Enclosure, Roos, Co. Mayo
Co. Mayo |
Enclosures
In Roos, County Mayo, a circular enclosure roughly forty metres across once existed, recorded faithfully on the first edition Ordnance Survey six-inch map of 1838 and then, edition by edition, quietly disappearing from the cartographic record.
By the time the 1915 revision was published, the enclosure itself was gone from the map, but a curious kink in a northeast-to-southwest field fence betrayed its former presence, the boundary apparently bending to respect, or simply preserve, the northeast arc of whatever had once stood there. Today, a modern bungalow and its garden occupy the site, and there is no visible trace at ground level.

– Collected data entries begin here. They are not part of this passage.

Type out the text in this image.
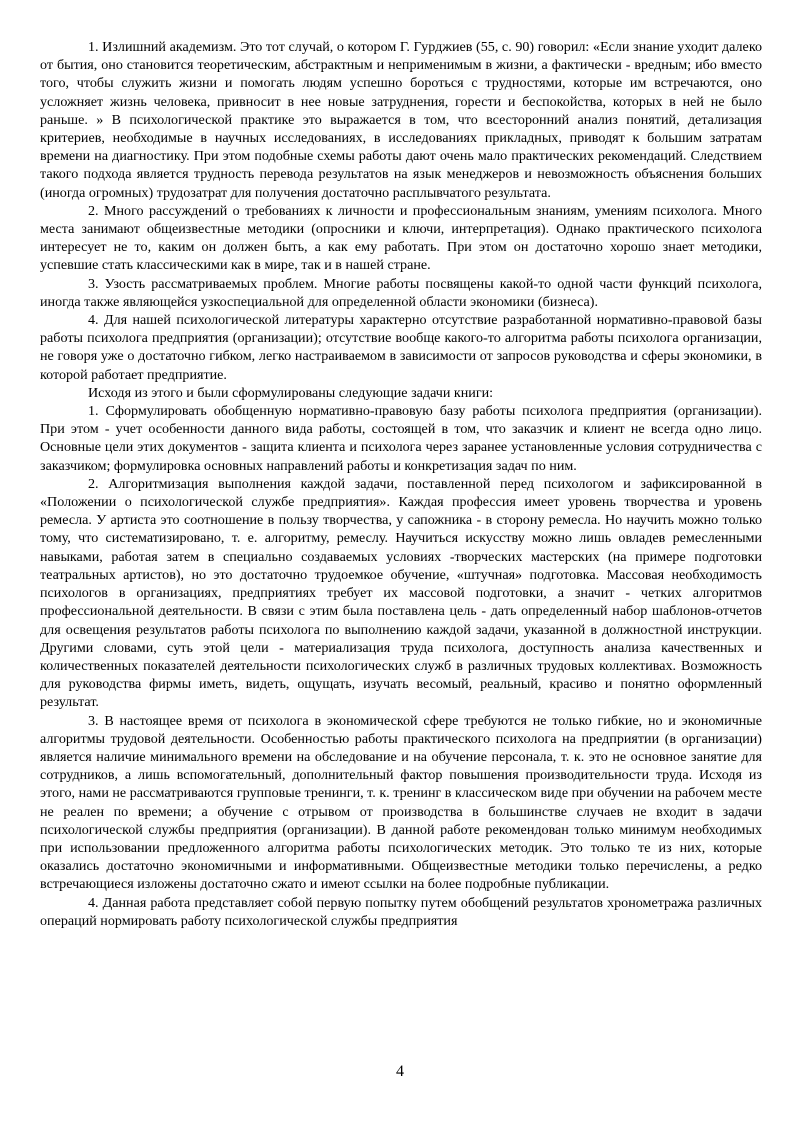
1. Излишний академизм. Это тот случай, о котором Г. Гурджиев (55, с. 90) говорил: «Если знание уходит далеко от бытия, оно становится теоретическим, абстрактным и неприменимым в жизни, а фактически - вредным; ибо вместо того, чтобы служить жизни и помогать людям успешно бороться с трудностями, которые им встречаются, оно усложняет жизнь человека, привносит в нее новые затруднения, горести и беспокойства, которых в ней не было раньше. » В психологической практике это выражается в том, что всесторонний анализ понятий, детализация критериев, необходимые в научных исследованиях, в исследованиях прикладных, приводят к большим затратам времени на диагностику. При этом подобные схемы работы дают очень мало практических рекомендаций. Следствием такого подхода является трудность перевода результатов на язык менеджеров и невозможность объяснения больших (иногда огромных) трудозатрат для получения достаточно расплывчатого результата.

2. Много рассуждений о требованиях к личности и профессиональным знаниям, умениям психолога. Много места занимают общеизвестные методики (опросники и ключи, интерпретация). Однако практического психолога интересует не то, каким он должен быть, а как ему работать. При этом он достаточно хорошо знает методики, успевшие стать классическими как в мире, так и в нашей стране.

3. Узость рассматриваемых проблем. Многие работы посвящены какой-то одной части функций психолога, иногда также являющейся узкоспециальной для определенной области экономики (бизнеса).

4. Для нашей психологической литературы характерно отсутствие разработанной нормативно-правовой базы работы психолога предприятия (организации); отсутствие вообще какого-то алгоритма работы психолога организации, не говоря уже о достаточно гибком, легко настраиваемом в зависимости от запросов руководства и сферы экономики, в которой работает предприятие.

Исходя из этого и были сформулированы следующие задачи книги:

1. Сформулировать обобщенную нормативно-правовую базу работы психолога предприятия (организации). При этом - учет особенности данного вида работы, состоящей в том, что заказчик и клиент не всегда одно лицо. Основные цели этих документов - защита клиента и психолога через заранее установленные условия сотрудничества с заказчиком; формулировка основных направлений работы и конкретизация задач по ним.

2. Алгоритмизация выполнения каждой задачи, поставленной перед психологом и зафиксированной в «Положении о психологической службе предприятия». Каждая профессия имеет уровень творчества и уровень ремесла. У артиста это соотношение в пользу творчества, у сапожника - в сторону ремесла. Но научить можно только тому, что систематизировано, т. е. алгоритму, ремеслу. Научиться искусству можно лишь овладев ремесленными навыками, работая затем в специально создаваемых условиях -творческих мастерских (на примере подготовки театральных артистов), но это достаточно трудоемкое обучение, «штучная» подготовка. Массовая необходимость психологов в организациях, предприятиях требует их массовой подготовки, а значит - четких алгоритмов профессиональной деятельности. В связи с этим была поставлена цель - дать определенный набор шаблонов-отчетов для освещения результатов работы психолога по выполнению каждой задачи, указанной в должностной инструкции. Другими словами, суть этой цели - материализация труда психолога, доступность анализа качественных и количественных показателей деятельности психологических служб в различных трудовых коллективах. Возможность для руководства фирмы иметь, видеть, ощущать, изучать весомый, реальный, красиво и понятно оформленный результат.

3. В настоящее время от психолога в экономической сфере требуются не только гибкие, но и экономичные алгоритмы трудовой деятельности. Особенностью работы практического психолога на предприятии (в организации) является наличие минимального времени на обследование и на обучение персонала, т. к. это не основное занятие для сотрудников, а лишь вспомогательный, дополнительный фактор повышения производительности труда. Исходя из этого, нами не рассматриваются групповые тренинги, т. к. тренинг в классическом виде при обучении на рабочем месте не реален по времени; а обучение с отрывом от производства в большинстве случаев не входит в задачи психологической службы предприятия (организации). В данной работе рекомендован только минимум необходимых при использовании предложенного алгоритма работы психологических методик. Это только те из них, которые оказались достаточно экономичными и информативными. Общеизвестные методики только перечислены, а редко встречающиеся изложены достаточно сжато и имеют ссылки на более подробные публикации.

4. Данная работа представляет собой первую попытку путем обобщений результатов хронометража различных операций нормировать работу психологической службы предприятия

4
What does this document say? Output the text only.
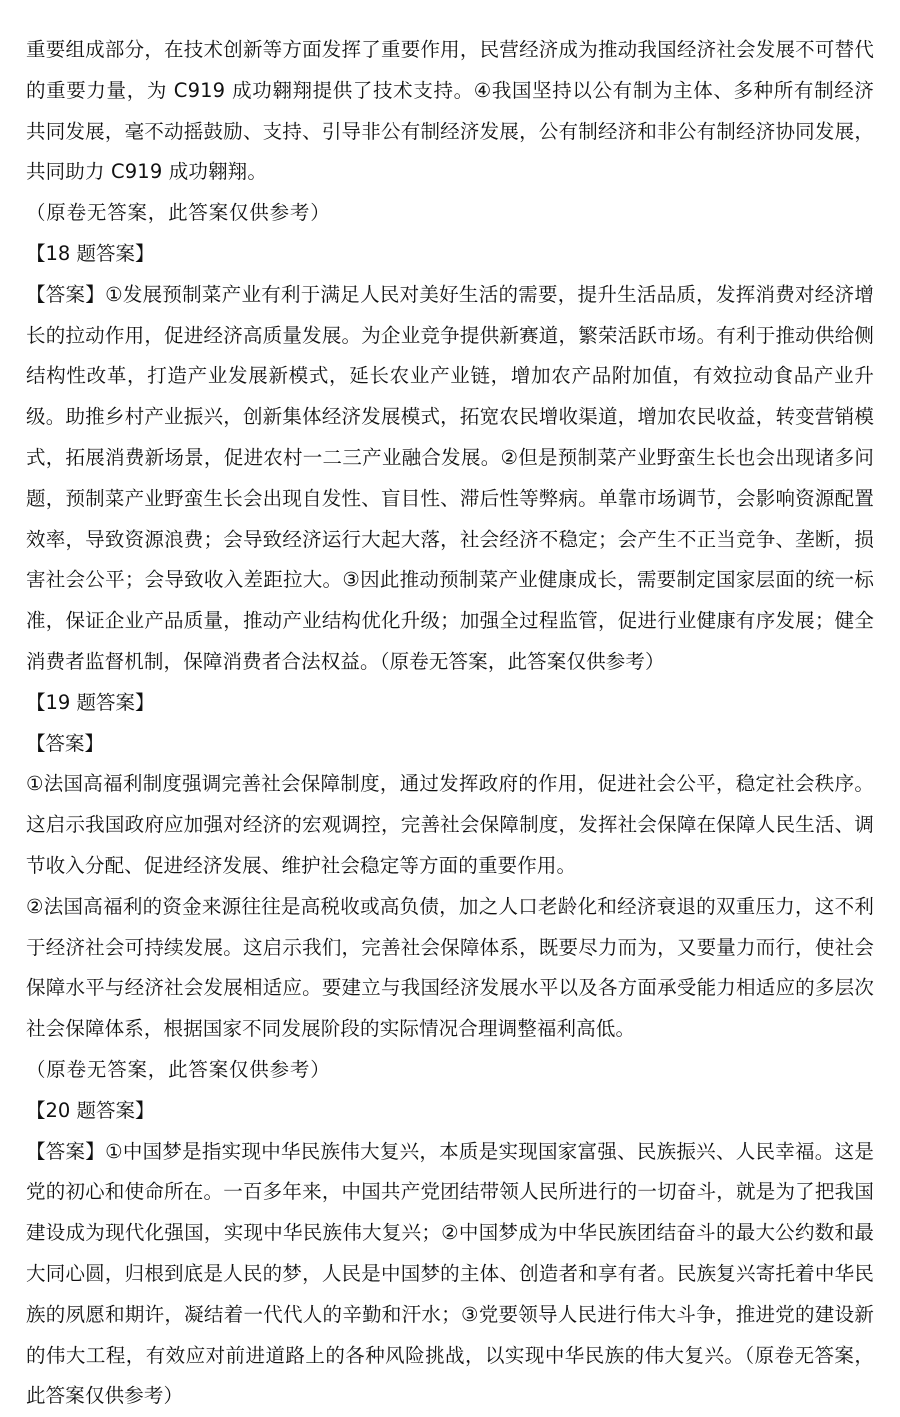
重要组成部分，在技术创新等方面发挥了重要作用，民营经济成为推动我国经济社会发展不可替代的重要力量，为 C919 成功翱翔提供了技术支持。④我国坚持以公有制为主体、多种所有制经济共同发展，毫不动摇鼓励、支持、引导非公有制经济发展，公有制经济和非公有制经济协同发展，共同助力 C919 成功翱翔。

（原卷无答案，此答案仅供参考）

【18 题答案】

【答案】①发展预制菜产业有利于满足人民对美好生活的需要，提升生活品质，发挥消费对经济增长的拉动作用，促进经济高质量发展。为企业竞争提供新赛道，繁荣活跃市场。有利于推动供给侧结构性改革，打造产业发展新模式，延长农业产业链，增加农产品附加值，有效拉动食品产业升级。助推乡村产业振兴，创新集体经济发展模式，拓宽农民增收渠道，增加农民收益，转变营销模式，拓展消费新场景，促进农村一二三产业融合发展。②但是预制菜产业野蛮生长也会出现诸多问题，预制菜产业野蛮生长会出现自发性、盲目性、滞后性等弊病。单靠市场调节，会影响资源配置效率，导致资源浪费；会导致经济运行大起大落，社会经济不稳定；会产生不正当竞争、垄断，损害社会公平；会导致收入差距拉大。③因此推动预制菜产业健康成长，需要制定国家层面的统一标准，保证企业产品质量，推动产业结构优化升级；加强全过程监管，促进行业健康有序发展；健全消费者监督机制，保障消费者合法权益。（原卷无答案，此答案仅供参考）

【19 题答案】

【答案】

①法国高福利制度强调完善社会保障制度，通过发挥政府的作用，促进社会公平，稳定社会秩序。这启示我国政府应加强对经济的宏观调控，完善社会保障制度，发挥社会保障在保障人民生活、调节收入分配、促进经济发展、维护社会稳定等方面的重要作用。

②法国高福利的资金来源往往是高税收或高负债，加之人口老龄化和经济衰退的双重压力，这不利于经济社会可持续发展。这启示我们，完善社会保障体系，既要尽力而为，又要量力而行，使社会保障水平与经济社会发展相适应。要建立与我国经济发展水平以及各方面承受能力相适应的多层次社会保障体系，根据国家不同发展阶段的实际情况合理调整福利高低。

（原卷无答案，此答案仅供参考）

【20 题答案】

【答案】①中国梦是指实现中华民族伟大复兴，本质是实现国家富强、民族振兴、人民幸福。这是党的初心和使命所在。一百多年来，中国共产党团结带领人民所进行的一切奋斗，就是为了把我国建设成为现代化强国，实现中华民族伟大复兴；②中国梦成为中华民族团结奋斗的最大公约数和最大同心圆，归根到底是人民的梦，人民是中国梦的主体、创造者和享有者。民族复兴寄托着中华民族的夙愿和期许，凝结着一代代人的辛勤和汗水；③党要领导人民进行伟大斗争，推进党的建设新的伟大工程，有效应对前进道路上的各种风险挑战，以实现中华民族的伟大复兴。（原卷无答案，此答案仅供参考）
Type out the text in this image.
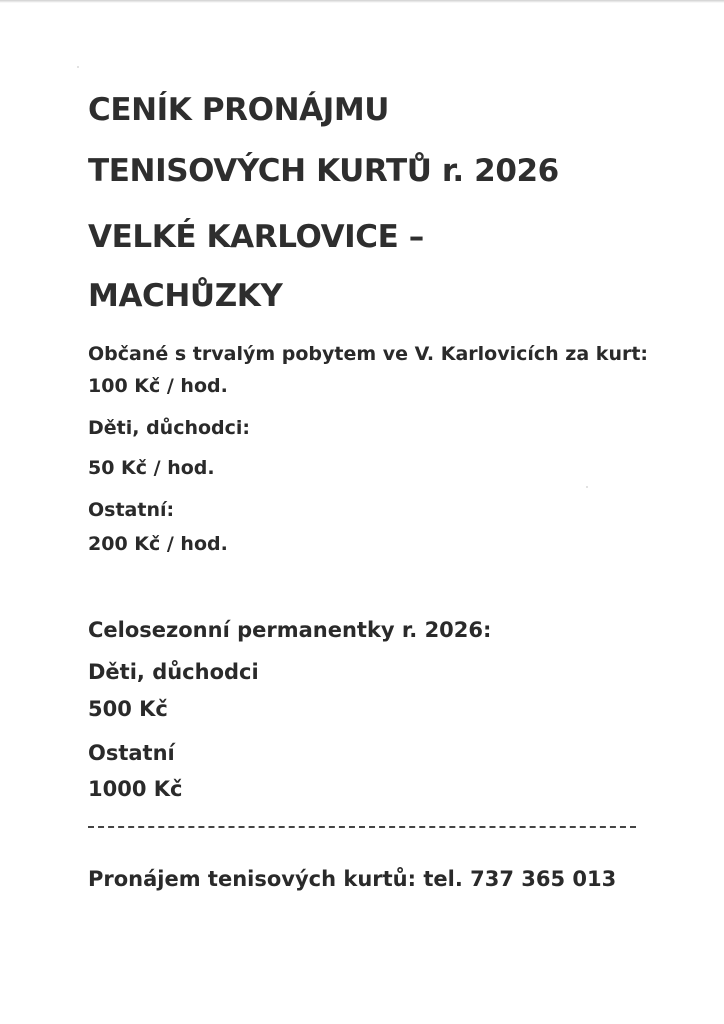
CENÍK PRONÁJMU
TENISOVÝCH KURTŮ r. 2026
VELKÉ KARLOVICE –
MACHŮZKY

Občané s trvalým pobytem ve V. Karlovicích za kurt:

100 Kč / hod.

Děti, důchodci:

50 Kč / hod.

Ostatní:

200 Kč / hod.

Celosezonní permanentky r. 2026:

Děti, důchodci

500 Kč

Ostatní

1000 Kč

Pronájem tenisových kurtů: tel. 737 365 013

Circular enclosures of this kind are a common enough feature of the Irish countryside, often the remains of a ringfort, a type of enclosed farmstead built predominantly between the early medieval period and around the twelfth century. They served as domestic settlements, with the earthen bank or stone wall providing a degree of protection for livestock and family. What makes the Roos example quietly interesting is less what survives than what the maps reveal about the pace of erasure. The 1838 Ordnance Survey, one of the most detailed cartographic exercises ever undertaken in Ireland, caught the enclosure at a moment when it was still legible in the landscape. Within decades it had vanished from subsequent editions, though the stubborn deviation in a later field fence suggests the ground held some memory of it even then.